Chubb: strongest revenue growth in five years
Global re/insurer Chubb saw its strongest premium revenue growth in five years in the fourth quarter of last year and its Bermuda underwriting operation saw strongly higher pricing.
In a conference call with analysts, Evan Greenberg, chairman and chief executive officer of Chubb, said: “Rates in our Chubb Bermuda business were up 33 per cent.”
The Hamilton-based operation is based on Woodlands Road and its insurance products include excess liability, professional liability, excess property and political risk. It also writes a broad range of reinsurance business.
Mr Greenberg said of the market: “The pricing environment continued to improve quarter on quarter with the rate of increase accelerating and spreading to more classes of business and risk types.”
Fundamentals suggested that the strengthening in prices would continue, he added.
“The environment we see is the environment I imagine will continue for some time,” Mr Greenberg said.
“It’s rational. And there are many reasons for it, and there’s nothing that I see that tells me the momentum will slow. If anything, it’s picked up and it is spreading more broadly.
“Industry needs rate and needs it in quite a number of classes and across the globe. And then you’re in a low-interest rate environment, and you can hardly rely on investment income to bail you out, and the industry needs rate because rate has just not kept pace with loss cost trend for quite a number of years.

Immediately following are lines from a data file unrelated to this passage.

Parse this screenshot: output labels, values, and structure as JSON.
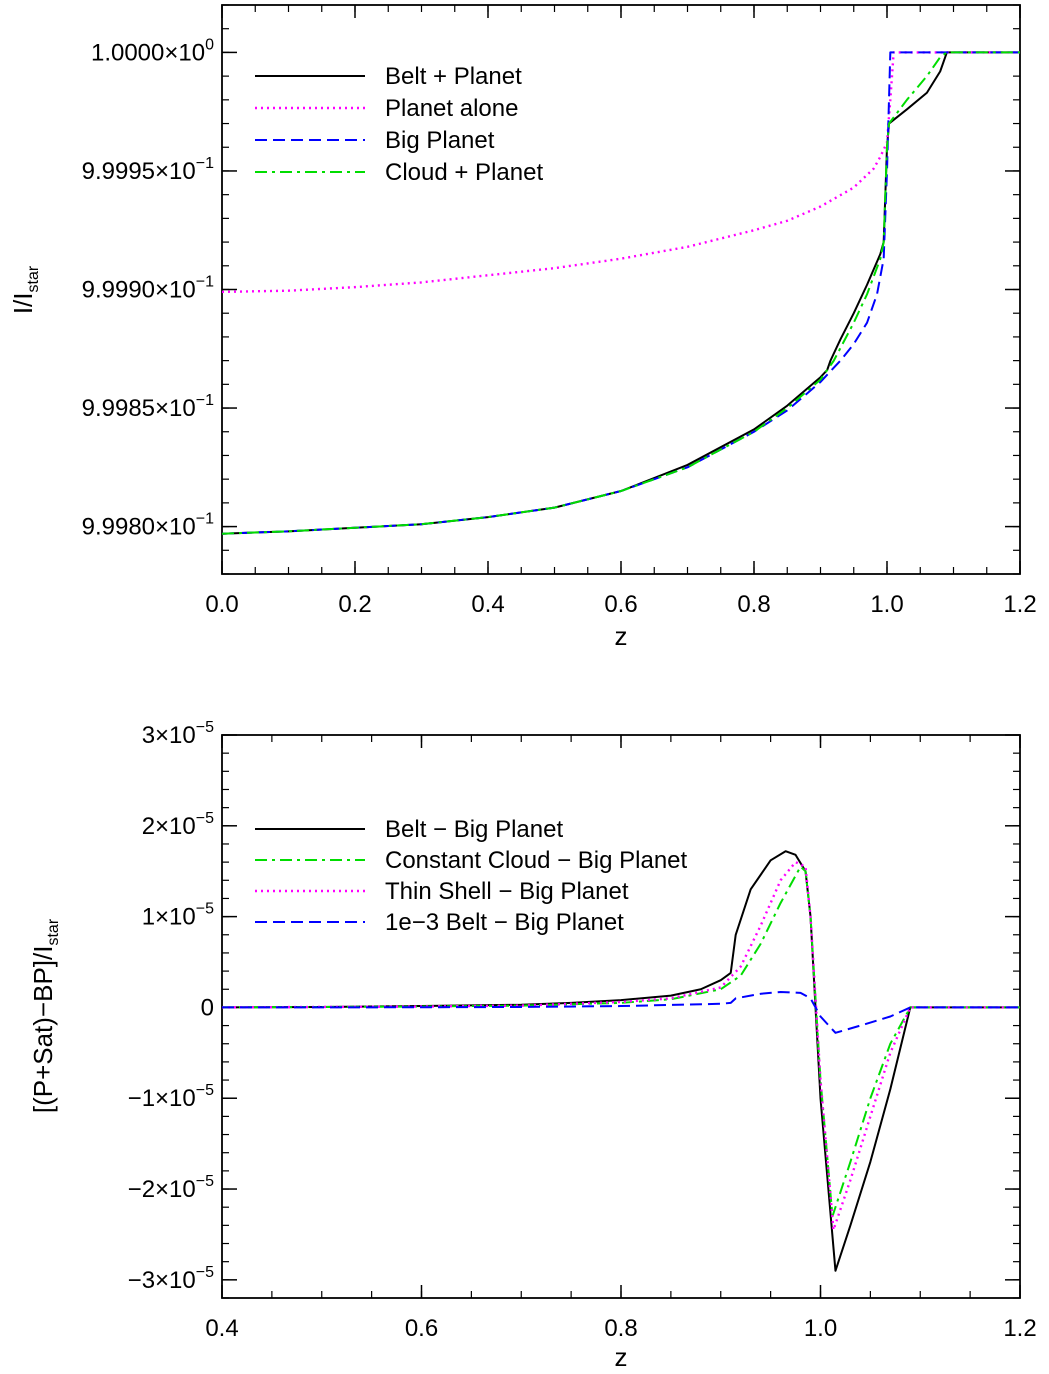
{
  "chart_data": [
    {
      "type": "line",
      "xlabel": "z",
      "ylabel": {
        "main": "I/I",
        "sub": "star"
      },
      "xlim": [
        0.0,
        1.2
      ],
      "ylim": [
        0.99978,
        1.00002
      ],
      "x_ticks": [
        0.0,
        0.2,
        0.4,
        0.6,
        0.8,
        1.0,
        1.2
      ],
      "x_tick_labels": [
        "0.0",
        "0.2",
        "0.4",
        "0.6",
        "0.8",
        "1.0",
        "1.2"
      ],
      "y_ticks": [
        {
          "value": 1.0,
          "mantissa": "1.0000",
          "exp": "0"
        },
        {
          "value": 0.99995,
          "mantissa": "9.9995",
          "exp": "−1"
        },
        {
          "value": 0.9999,
          "mantissa": "9.9990",
          "exp": "−1"
        },
        {
          "value": 0.99985,
          "mantissa": "9.9985",
          "exp": "−1"
        },
        {
          "value": 0.9998,
          "mantissa": "9.9980",
          "exp": "−1"
        }
      ],
      "legend_position": "top-left",
      "series": [
        {
          "name": "Belt + Planet",
          "color": "#000000",
          "dash": "solid",
          "points": [
            [
              0,
              0.999797
            ],
            [
              0.1,
              0.999798
            ],
            [
              0.2,
              0.9997995
            ],
            [
              0.3,
              0.999801
            ],
            [
              0.4,
              0.999804
            ],
            [
              0.5,
              0.999808
            ],
            [
              0.6,
              0.999815
            ],
            [
              0.7,
              0.999826
            ],
            [
              0.8,
              0.999841
            ],
            [
              0.85,
              0.999851
            ],
            [
              0.9,
              0.999863
            ],
            [
              0.91,
              0.999866
            ],
            [
              0.915,
              0.99987
            ],
            [
              0.93,
              0.999879
            ],
            [
              0.95,
              0.99989
            ],
            [
              0.97,
              0.999902
            ],
            [
              0.99,
              0.999915
            ],
            [
              0.995,
              0.99992
            ],
            [
              1.0,
              0.99996
            ],
            [
              1.003,
              0.99997
            ],
            [
              1.03,
              0.999976
            ],
            [
              1.06,
              0.999983
            ],
            [
              1.08,
              0.999992
            ],
            [
              1.09,
              1.0
            ],
            [
              1.2,
              1.0
            ]
          ]
        },
        {
          "name": "Planet alone",
          "color": "#ff00ff",
          "dash": "dotted",
          "points": [
            [
              0,
              0.999899
            ],
            [
              0.1,
              0.9998995
            ],
            [
              0.2,
              0.999901
            ],
            [
              0.3,
              0.999903
            ],
            [
              0.4,
              0.999906
            ],
            [
              0.5,
              0.999909
            ],
            [
              0.6,
              0.999913
            ],
            [
              0.7,
              0.999918
            ],
            [
              0.8,
              0.999925
            ],
            [
              0.85,
              0.999929
            ],
            [
              0.9,
              0.999935
            ],
            [
              0.95,
              0.999943
            ],
            [
              0.98,
              0.999951
            ],
            [
              0.99,
              0.999956
            ],
            [
              1.0,
              0.999962
            ],
            [
              1.005,
              0.99998
            ],
            [
              1.01,
              1.0
            ],
            [
              1.2,
              1.0
            ]
          ]
        },
        {
          "name": "Big Planet",
          "color": "#0000ff",
          "dash": "dashed",
          "points": [
            [
              0,
              0.999797
            ],
            [
              0.1,
              0.999798
            ],
            [
              0.2,
              0.9997995
            ],
            [
              0.3,
              0.999801
            ],
            [
              0.4,
              0.999804
            ],
            [
              0.5,
              0.999808
            ],
            [
              0.6,
              0.999815
            ],
            [
              0.7,
              0.999825
            ],
            [
              0.8,
              0.99984
            ],
            [
              0.85,
              0.999849
            ],
            [
              0.9,
              0.999861
            ],
            [
              0.93,
              0.99987
            ],
            [
              0.95,
              0.999877
            ],
            [
              0.97,
              0.999886
            ],
            [
              0.985,
              0.999898
            ],
            [
              0.995,
              0.999913
            ],
            [
              1.0,
              0.99995
            ],
            [
              1.005,
              1.0
            ],
            [
              1.2,
              1.0
            ]
          ]
        },
        {
          "name": "Cloud + Planet",
          "color": "#00dd00",
          "dash": "dashdot",
          "points": [
            [
              0,
              0.999797
            ],
            [
              0.1,
              0.999798
            ],
            [
              0.2,
              0.9997995
            ],
            [
              0.3,
              0.999801
            ],
            [
              0.4,
              0.999804
            ],
            [
              0.5,
              0.999808
            ],
            [
              0.6,
              0.999815
            ],
            [
              0.7,
              0.999825
            ],
            [
              0.8,
              0.99984
            ],
            [
              0.85,
              0.99985
            ],
            [
              0.9,
              0.999862
            ],
            [
              0.92,
              0.99987
            ],
            [
              0.95,
              0.999886
            ],
            [
              0.97,
              0.999898
            ],
            [
              0.99,
              0.999913
            ],
            [
              0.995,
              0.99992
            ],
            [
              1.0,
              0.99996
            ],
            [
              1.003,
              0.99997
            ],
            [
              1.03,
              0.99998
            ],
            [
              1.06,
              0.99999
            ],
            [
              1.08,
              0.999998
            ],
            [
              1.09,
              1.0
            ],
            [
              1.2,
              1.0
            ]
          ]
        }
      ]
    },
    {
      "type": "line",
      "xlabel": "z",
      "ylabel": {
        "main": "[(P+Sat)−BP]/I",
        "sub": "star"
      },
      "xlim": [
        0.4,
        1.2
      ],
      "ylim": [
        -3.2e-05,
        3e-05
      ],
      "x_ticks": [
        0.4,
        0.6,
        0.8,
        1.0,
        1.2
      ],
      "x_tick_labels": [
        "0.4",
        "0.6",
        "0.8",
        "1.0",
        "1.2"
      ],
      "y_ticks": [
        {
          "value": 3e-05,
          "mantissa": "3",
          "exp": "−5"
        },
        {
          "value": 2e-05,
          "mantissa": "2",
          "exp": "−5"
        },
        {
          "value": 1e-05,
          "mantissa": "1",
          "exp": "−5"
        },
        {
          "value": 0,
          "mantissa": "0",
          "exp": ""
        },
        {
          "value": -1e-05,
          "mantissa": "−1",
          "exp": "−5"
        },
        {
          "value": -2e-05,
          "mantissa": "−2",
          "exp": "−5"
        },
        {
          "value": -3e-05,
          "mantissa": "−3",
          "exp": "−5"
        }
      ],
      "legend_position": "top-left",
      "series": [
        {
          "name": "Belt − Big Planet",
          "color": "#000000",
          "dash": "solid",
          "points": [
            [
              0.4,
              0
            ],
            [
              0.5,
              5e-08
            ],
            [
              0.6,
              1.5e-07
            ],
            [
              0.7,
              3e-07
            ],
            [
              0.75,
              5e-07
            ],
            [
              0.8,
              8e-07
            ],
            [
              0.85,
              1.3e-06
            ],
            [
              0.88,
              2e-06
            ],
            [
              0.9,
              3e-06
            ],
            [
              0.91,
              3.8e-06
            ],
            [
              0.915,
              8e-06
            ],
            [
              0.93,
              1.3e-05
            ],
            [
              0.95,
              1.62e-05
            ],
            [
              0.965,
              1.72e-05
            ],
            [
              0.975,
              1.68e-05
            ],
            [
              0.985,
              1.5e-05
            ],
            [
              0.99,
              1e-05
            ],
            [
              1.0,
              -1e-05
            ],
            [
              1.015,
              -2.9e-05
            ],
            [
              1.03,
              -2.4e-05
            ],
            [
              1.05,
              -1.7e-05
            ],
            [
              1.07,
              -9e-06
            ],
            [
              1.09,
              0
            ],
            [
              1.2,
              0
            ]
          ]
        },
        {
          "name": "Constant Cloud − Big Planet",
          "color": "#00dd00",
          "dash": "dashdot",
          "points": [
            [
              0.4,
              0
            ],
            [
              0.5,
              5e-08
            ],
            [
              0.6,
              1e-07
            ],
            [
              0.7,
              2e-07
            ],
            [
              0.8,
              5e-07
            ],
            [
              0.85,
              9e-07
            ],
            [
              0.9,
              2e-06
            ],
            [
              0.92,
              3.5e-06
            ],
            [
              0.94,
              7e-06
            ],
            [
              0.96,
              1.15e-05
            ],
            [
              0.98,
              1.55e-05
            ],
            [
              0.985,
              1.5e-05
            ],
            [
              0.99,
              1e-05
            ],
            [
              1.0,
              -8e-06
            ],
            [
              1.012,
              -2.3e-05
            ],
            [
              1.03,
              -1.7e-05
            ],
            [
              1.05,
              -1e-05
            ],
            [
              1.07,
              -4e-06
            ],
            [
              1.09,
              0
            ],
            [
              1.2,
              0
            ]
          ]
        },
        {
          "name": "Thin Shell − Big Planet",
          "color": "#ff00ff",
          "dash": "dotted",
          "points": [
            [
              0.4,
              0
            ],
            [
              0.5,
              5e-08
            ],
            [
              0.6,
              1e-07
            ],
            [
              0.7,
              2e-07
            ],
            [
              0.8,
              6e-07
            ],
            [
              0.85,
              1e-06
            ],
            [
              0.9,
              2.2e-06
            ],
            [
              0.92,
              4.5e-06
            ],
            [
              0.94,
              9e-06
            ],
            [
              0.96,
              1.4e-05
            ],
            [
              0.975,
              1.6e-05
            ],
            [
              0.985,
              1.55e-05
            ],
            [
              0.99,
              1e-05
            ],
            [
              1.0,
              -8e-06
            ],
            [
              1.013,
              -2.45e-05
            ],
            [
              1.03,
              -1.9e-05
            ],
            [
              1.05,
              -1.2e-05
            ],
            [
              1.07,
              -5e-06
            ],
            [
              1.09,
              0
            ],
            [
              1.2,
              0
            ]
          ]
        },
        {
          "name": "1e−3 Belt − Big Planet",
          "color": "#0000ff",
          "dash": "dashed",
          "points": [
            [
              0.4,
              0
            ],
            [
              0.5,
              0
            ],
            [
              0.6,
              2e-08
            ],
            [
              0.7,
              5e-08
            ],
            [
              0.8,
              1.5e-07
            ],
            [
              0.9,
              4e-07
            ],
            [
              0.91,
              5e-07
            ],
            [
              0.915,
              1e-06
            ],
            [
              0.94,
              1.5e-06
            ],
            [
              0.96,
              1.7e-06
            ],
            [
              0.98,
              1.6e-06
            ],
            [
              0.99,
              1e-06
            ],
            [
              1.0,
              -1e-06
            ],
            [
              1.015,
              -2.8e-06
            ],
            [
              1.04,
              -2e-06
            ],
            [
              1.07,
              -1e-06
            ],
            [
              1.09,
              0
            ],
            [
              1.2,
              0
            ]
          ]
        }
      ]
    }
  ]
}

“The math is so simple. People seem to overintellectualise this.”
New business was up 10 per cent in the fourth quarter for the Zug, Switzerland-based group. Mr Greenberg said: “We continue to benefit from the flight to quality. More business continues to meet our underwriting standards and new and existing customers choose Chubb.”
Chubb’s full-year net income for 2019 totalled $4.5 billion, up 12.3 per cent on 2018, while the group’s combined ratio — the proportion of premium dollars spent on claims and expenses — was 90.6 per cent, matching 2018’s figure.
For the fourth quarter, net income rose to $1.17 billion compared to $355 million in the same period of 2018, helped by a fall in after-tax catastrophe losses to $353 million from $506 million a year earlier.
In the call, Mr Greenberg said: “Half of our total cat losses in the quarter were from one event, a tornado that destroyed a mile-by-1.5-mile affluent neighbourhood in the suburbs of Dallas, where Chubb had significant market share.
“What are the odds? But that’s our business.”
Asked by Paul Newsome, an analyst with Piper Sandler, about Chubb’s potential for Asian losses related to the impact of the coronavirus outbreak, Mr Greenberg said: “We imagine modest impact from everything we can tell, from economic slowdown or economic activity, but time will tell in that regard.”
Chubb has a “very small, almost nonexistent accident and health business in China”, Mr Greenberg added.